Avoiding Costly Bias
The “cat’s paw” legal theory famously became a hot-button issue for employers to address when the U.S. Supreme Court unanimously held in Staub v. Proctor Hospital, No. 09-400 (March 1, 2011) that an employer can be held liable for employment discrimination claims based upon the bias of a supervisor who influenced, but did not make the final employment decision.
For a general illustration, think of it this way. If Manager X influences Decision-maker Y into firing or demoting Employee Z, then Employee Z may have an actionable grievance that supports a claim of unlawful employment discrimination. To prove his allegation, Employee Z would need to provide evidence of a causal relationship between Decision-maker Y’s decision and Manager X’s animus and biased agenda that resulted in Employee Z’s job termination or demotion.
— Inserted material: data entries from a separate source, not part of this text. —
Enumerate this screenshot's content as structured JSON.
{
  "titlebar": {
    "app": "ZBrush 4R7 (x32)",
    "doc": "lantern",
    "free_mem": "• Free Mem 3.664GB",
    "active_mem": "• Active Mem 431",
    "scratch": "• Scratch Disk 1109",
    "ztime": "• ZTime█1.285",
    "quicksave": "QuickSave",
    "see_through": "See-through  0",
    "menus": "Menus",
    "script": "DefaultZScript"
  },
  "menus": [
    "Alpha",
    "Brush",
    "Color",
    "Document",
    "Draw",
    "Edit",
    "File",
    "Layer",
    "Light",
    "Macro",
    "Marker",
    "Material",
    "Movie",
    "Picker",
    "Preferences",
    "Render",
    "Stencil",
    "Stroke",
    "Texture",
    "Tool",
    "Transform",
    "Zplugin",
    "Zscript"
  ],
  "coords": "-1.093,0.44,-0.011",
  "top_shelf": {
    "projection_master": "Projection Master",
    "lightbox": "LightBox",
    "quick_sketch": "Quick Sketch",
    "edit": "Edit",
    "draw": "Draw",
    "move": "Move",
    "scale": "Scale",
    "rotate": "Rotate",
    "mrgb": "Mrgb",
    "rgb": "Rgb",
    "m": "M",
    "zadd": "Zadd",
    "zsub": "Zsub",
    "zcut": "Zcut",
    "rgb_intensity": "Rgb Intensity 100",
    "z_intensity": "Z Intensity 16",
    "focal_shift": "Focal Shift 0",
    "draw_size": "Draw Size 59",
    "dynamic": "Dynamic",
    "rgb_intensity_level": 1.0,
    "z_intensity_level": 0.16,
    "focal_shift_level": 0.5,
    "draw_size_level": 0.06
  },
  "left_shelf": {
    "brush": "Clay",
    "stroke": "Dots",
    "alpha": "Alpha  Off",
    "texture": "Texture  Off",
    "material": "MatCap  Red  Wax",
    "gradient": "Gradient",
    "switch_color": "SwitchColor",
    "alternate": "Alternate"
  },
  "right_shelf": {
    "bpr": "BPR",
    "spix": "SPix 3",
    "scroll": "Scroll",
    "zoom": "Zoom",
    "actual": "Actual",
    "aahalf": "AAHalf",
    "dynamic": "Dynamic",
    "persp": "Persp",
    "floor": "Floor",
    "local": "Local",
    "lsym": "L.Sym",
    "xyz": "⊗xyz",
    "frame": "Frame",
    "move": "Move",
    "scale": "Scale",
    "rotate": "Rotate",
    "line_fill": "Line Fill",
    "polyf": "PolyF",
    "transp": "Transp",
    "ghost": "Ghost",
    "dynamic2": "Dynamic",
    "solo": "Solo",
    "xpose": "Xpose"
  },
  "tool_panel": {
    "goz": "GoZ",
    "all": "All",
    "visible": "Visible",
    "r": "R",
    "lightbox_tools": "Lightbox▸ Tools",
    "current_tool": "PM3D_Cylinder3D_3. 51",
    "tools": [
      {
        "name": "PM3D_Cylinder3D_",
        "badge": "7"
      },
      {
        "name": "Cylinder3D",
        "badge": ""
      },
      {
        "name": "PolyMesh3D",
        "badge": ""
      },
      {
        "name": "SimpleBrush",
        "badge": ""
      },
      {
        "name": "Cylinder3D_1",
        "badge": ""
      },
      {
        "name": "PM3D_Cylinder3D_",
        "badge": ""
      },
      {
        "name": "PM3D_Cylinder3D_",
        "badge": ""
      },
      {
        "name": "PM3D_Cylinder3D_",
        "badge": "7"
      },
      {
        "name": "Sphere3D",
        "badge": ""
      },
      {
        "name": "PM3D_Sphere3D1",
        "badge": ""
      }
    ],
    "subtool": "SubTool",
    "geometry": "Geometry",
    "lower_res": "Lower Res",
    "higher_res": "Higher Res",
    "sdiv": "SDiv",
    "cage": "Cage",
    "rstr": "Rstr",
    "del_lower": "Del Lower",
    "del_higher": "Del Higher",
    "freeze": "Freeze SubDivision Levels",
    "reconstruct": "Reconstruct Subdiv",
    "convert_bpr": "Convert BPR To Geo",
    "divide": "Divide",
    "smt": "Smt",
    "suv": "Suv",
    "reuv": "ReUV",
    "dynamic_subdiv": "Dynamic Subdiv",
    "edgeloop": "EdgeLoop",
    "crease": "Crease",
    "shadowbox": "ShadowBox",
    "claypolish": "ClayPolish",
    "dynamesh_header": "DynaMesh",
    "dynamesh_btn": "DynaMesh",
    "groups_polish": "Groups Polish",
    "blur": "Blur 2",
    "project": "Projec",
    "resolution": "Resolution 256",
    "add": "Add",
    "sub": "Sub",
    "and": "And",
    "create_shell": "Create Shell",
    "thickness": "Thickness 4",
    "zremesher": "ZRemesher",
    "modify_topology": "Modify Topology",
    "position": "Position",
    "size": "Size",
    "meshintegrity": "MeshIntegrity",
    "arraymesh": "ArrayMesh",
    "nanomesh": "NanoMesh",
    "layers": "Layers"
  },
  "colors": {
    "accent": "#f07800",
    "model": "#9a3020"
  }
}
In rendering their opinions, courts now increasingly consider the cat’s paw theory in retaliation and discrimination lawsuits against employers. Because employees protected by the Family and Medical Leave Act often file these suits, companies should be vigilant in training and managing their supervisors so that any bias is removed from employment decisions related to employees who have taken or are scheduled to take FMLA leave.
‘Cat’s Paw’ Origins
To cite Julie M. Kovel in her paper, “The Supreme Court Writes a Fractured Fable of the Cat’s Paw Theory in Staub v. Proctor Hospital:”
“The term ‘cat’s paw’ originated in the fable ‘The Monkey and the Cat’ by Jean de La Fontaine. As told in the fable, the monkey wanted some chestnuts that were roasting in a fire. Unwilling to burn himself in the fire, the monkey convinced the cat to retrieve the chestnuts for him. As the cat carefully scooped the chestnuts from the fire with his paw, the monkey gobbled them up. By the time the serving wench caught the two thieves, no chestnuts were left for the unhappy cat.”
Since the 1600s, La Fontaine’s fable has served as a cautionary tale about the capacity of friends to use flattery as a means of manipulation. Be wary of employees who may be seeking to coerce an adverse employment action for their own gain or benefit.